Off the back of these robust figures, management announced a 3.7% increase in the company’s dividend payout.
Based on these half-year figures, it looks as if the company is on track to outperform City expectations for the full-year.
Indeed, in the run-up to today’s release, analysts have been expecting a pre-tax profit of £8.7m for the full year, and dividend growth of just over 1%. It now looks to me as if the firm is set to earn £9.4m for the year with an inflation-busting dividend increase of 3.7%.
Active in one of the most buoyant property markets in the world, I believe that McKay is a great buy for income seekers. The real estate investment trust offers a relatively defensive income from property, and the asset value is supported by bricks and mortar.
What’s more, it looks as if the shares are deeply undervalued at current levels. At 233p, shares in McKay are trading at price-to-book ratio of 0.75, implying an upside of 33% if sentiment towards the business improves and the shares re-rate. As well as this discount, the shares support a dividend yield of 4%.

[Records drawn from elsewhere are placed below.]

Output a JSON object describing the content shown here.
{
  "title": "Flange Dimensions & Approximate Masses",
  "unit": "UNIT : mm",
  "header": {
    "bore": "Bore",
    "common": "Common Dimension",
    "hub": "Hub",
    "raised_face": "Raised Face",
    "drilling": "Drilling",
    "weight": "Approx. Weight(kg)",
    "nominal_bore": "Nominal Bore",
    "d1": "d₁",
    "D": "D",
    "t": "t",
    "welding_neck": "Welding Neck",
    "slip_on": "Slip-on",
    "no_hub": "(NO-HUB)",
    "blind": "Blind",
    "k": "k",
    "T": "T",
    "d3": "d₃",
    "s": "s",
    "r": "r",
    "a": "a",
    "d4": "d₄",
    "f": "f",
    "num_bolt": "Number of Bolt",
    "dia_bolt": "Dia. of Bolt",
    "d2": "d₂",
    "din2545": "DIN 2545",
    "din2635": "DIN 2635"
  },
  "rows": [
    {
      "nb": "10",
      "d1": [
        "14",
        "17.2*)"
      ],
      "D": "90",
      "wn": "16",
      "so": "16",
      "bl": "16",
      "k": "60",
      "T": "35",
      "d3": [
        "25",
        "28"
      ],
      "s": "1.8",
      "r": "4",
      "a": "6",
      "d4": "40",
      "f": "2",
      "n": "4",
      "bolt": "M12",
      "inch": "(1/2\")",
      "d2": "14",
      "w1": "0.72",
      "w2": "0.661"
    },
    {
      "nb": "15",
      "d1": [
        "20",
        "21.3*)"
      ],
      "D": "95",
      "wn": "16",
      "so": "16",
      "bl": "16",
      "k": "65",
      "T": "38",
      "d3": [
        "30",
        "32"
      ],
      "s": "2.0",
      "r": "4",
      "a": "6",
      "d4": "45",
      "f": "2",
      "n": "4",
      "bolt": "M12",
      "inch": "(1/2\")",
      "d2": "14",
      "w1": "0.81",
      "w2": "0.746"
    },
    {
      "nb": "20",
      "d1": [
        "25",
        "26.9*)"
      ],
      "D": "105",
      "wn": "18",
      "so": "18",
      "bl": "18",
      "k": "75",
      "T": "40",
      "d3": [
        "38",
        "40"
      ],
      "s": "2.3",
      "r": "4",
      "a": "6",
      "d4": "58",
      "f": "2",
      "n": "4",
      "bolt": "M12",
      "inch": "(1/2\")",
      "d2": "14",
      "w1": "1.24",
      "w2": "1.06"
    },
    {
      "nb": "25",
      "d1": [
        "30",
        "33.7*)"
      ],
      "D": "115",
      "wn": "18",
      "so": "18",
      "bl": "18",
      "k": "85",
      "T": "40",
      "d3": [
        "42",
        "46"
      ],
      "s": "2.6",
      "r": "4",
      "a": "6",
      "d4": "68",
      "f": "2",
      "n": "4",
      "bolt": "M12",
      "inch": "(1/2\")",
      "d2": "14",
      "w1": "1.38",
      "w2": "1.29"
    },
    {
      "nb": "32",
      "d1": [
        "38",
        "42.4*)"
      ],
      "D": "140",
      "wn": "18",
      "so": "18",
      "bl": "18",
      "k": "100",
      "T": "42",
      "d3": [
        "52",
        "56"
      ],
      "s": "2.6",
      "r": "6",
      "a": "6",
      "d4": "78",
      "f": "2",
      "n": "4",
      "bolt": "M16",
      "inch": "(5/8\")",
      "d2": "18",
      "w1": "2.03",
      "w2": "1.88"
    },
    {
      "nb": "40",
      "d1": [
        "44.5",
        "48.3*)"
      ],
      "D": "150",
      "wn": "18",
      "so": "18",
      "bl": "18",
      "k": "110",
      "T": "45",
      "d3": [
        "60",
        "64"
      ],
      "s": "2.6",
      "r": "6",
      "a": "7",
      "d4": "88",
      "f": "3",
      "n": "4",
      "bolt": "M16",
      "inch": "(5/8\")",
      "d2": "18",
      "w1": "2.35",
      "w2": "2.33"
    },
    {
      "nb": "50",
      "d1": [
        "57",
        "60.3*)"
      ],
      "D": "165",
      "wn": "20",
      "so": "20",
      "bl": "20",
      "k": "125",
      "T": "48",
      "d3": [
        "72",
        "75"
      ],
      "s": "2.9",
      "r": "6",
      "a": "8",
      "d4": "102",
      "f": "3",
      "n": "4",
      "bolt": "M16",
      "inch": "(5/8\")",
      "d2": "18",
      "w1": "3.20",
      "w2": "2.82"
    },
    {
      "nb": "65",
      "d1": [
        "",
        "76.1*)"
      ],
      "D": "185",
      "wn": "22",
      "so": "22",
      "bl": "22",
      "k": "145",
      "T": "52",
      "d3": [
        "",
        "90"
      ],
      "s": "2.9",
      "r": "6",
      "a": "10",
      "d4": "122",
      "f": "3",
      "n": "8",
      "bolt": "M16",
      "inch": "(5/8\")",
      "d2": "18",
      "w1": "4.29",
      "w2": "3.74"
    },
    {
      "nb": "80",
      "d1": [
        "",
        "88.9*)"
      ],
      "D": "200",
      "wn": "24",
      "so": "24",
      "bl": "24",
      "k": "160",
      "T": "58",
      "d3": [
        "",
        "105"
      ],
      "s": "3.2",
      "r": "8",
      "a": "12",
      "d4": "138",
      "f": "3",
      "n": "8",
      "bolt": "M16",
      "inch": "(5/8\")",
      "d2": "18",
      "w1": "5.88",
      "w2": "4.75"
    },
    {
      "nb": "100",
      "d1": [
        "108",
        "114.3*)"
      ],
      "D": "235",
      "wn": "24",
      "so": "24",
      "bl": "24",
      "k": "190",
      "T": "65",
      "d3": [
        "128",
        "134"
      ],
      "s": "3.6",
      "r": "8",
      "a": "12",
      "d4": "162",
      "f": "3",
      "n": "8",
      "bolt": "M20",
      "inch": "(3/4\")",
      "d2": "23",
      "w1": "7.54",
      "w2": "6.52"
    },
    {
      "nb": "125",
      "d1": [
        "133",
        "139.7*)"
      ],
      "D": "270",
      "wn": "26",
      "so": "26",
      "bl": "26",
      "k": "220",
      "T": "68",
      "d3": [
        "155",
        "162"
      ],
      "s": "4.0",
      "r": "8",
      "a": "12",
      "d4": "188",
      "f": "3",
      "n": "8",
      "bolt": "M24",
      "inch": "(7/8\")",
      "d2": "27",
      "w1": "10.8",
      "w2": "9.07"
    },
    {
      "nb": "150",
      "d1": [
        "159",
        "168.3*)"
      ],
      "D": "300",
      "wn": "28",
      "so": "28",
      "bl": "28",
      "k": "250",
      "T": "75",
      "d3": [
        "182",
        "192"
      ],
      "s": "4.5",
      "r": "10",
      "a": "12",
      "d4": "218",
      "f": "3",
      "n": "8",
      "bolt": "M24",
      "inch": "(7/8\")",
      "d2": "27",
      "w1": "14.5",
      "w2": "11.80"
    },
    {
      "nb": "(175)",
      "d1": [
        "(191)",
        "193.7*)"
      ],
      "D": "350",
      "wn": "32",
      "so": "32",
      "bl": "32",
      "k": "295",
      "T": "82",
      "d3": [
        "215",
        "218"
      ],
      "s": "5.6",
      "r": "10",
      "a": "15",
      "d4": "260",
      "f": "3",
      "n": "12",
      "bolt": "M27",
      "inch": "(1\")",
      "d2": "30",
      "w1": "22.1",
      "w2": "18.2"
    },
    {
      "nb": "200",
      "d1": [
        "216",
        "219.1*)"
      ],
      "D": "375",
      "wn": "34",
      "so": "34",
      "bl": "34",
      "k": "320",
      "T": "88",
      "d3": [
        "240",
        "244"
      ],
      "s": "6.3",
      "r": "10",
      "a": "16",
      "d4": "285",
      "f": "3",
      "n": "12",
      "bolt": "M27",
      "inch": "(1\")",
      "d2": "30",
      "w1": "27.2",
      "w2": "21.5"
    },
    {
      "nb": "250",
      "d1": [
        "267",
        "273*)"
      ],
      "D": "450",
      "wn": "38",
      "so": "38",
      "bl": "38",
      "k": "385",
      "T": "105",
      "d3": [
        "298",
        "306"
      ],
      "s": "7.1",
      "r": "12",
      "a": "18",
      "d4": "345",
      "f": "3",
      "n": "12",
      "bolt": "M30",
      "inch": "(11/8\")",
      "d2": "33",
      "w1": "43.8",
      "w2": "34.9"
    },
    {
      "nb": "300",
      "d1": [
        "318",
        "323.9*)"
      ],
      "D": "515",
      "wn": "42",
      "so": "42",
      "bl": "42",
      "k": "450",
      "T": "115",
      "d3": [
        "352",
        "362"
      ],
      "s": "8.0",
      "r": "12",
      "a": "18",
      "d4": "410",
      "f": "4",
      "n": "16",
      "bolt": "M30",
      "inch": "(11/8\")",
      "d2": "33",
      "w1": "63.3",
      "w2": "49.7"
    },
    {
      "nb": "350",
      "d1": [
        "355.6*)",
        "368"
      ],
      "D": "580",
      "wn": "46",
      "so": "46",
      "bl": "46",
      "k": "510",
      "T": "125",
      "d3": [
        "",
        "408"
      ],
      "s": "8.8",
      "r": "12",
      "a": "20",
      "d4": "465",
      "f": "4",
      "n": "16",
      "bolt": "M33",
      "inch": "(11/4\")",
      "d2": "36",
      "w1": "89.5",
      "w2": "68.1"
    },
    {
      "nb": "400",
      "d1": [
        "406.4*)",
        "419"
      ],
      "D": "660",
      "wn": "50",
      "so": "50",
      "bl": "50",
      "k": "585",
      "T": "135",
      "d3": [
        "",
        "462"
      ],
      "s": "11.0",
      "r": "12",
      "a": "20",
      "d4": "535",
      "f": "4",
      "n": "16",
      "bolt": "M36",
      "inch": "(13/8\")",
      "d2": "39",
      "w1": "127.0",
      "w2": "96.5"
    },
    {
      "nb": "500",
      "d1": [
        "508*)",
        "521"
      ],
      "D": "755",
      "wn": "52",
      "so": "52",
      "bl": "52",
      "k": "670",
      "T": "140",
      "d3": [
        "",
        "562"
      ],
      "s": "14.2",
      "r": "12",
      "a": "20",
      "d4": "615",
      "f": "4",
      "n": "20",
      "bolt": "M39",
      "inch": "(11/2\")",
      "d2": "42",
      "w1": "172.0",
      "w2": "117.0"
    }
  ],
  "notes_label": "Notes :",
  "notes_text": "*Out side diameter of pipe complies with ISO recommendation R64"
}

Undervalued growth and income
Another dividend stock that looks to me as if it could help you make a million with little risk is Workspace (LSE: WKP).
The company, which “offers highly designed and super-connected space to businesses on flexible terms” recently reported a 21% year-on-year growth in net rental income for the first half thanks to high demand from customers for its properties. Net asset value for the six months to 30 September rose by 6.4% to £10.14 so, once again, at 930p the stock is trading at a price to book value of less than one.
Workspace offers the rare combination of both growth and income that’s backed by property. The shares currently support a dividend yield of 2.8%, and City analysts have pencilled in earnings per share growth for the group of 16% this year followed by growth of 12% for the financial year ending 31 March 2019.
Over the past five years, the company’s earnings per share have grown three-fold. Over the same period, the dividend payout has risen 170%.
With a steadily growing dividend distribution, rising earnings and a property-rich balance sheet, Workspace looks to me to be another top ‘safe’ dividend stock.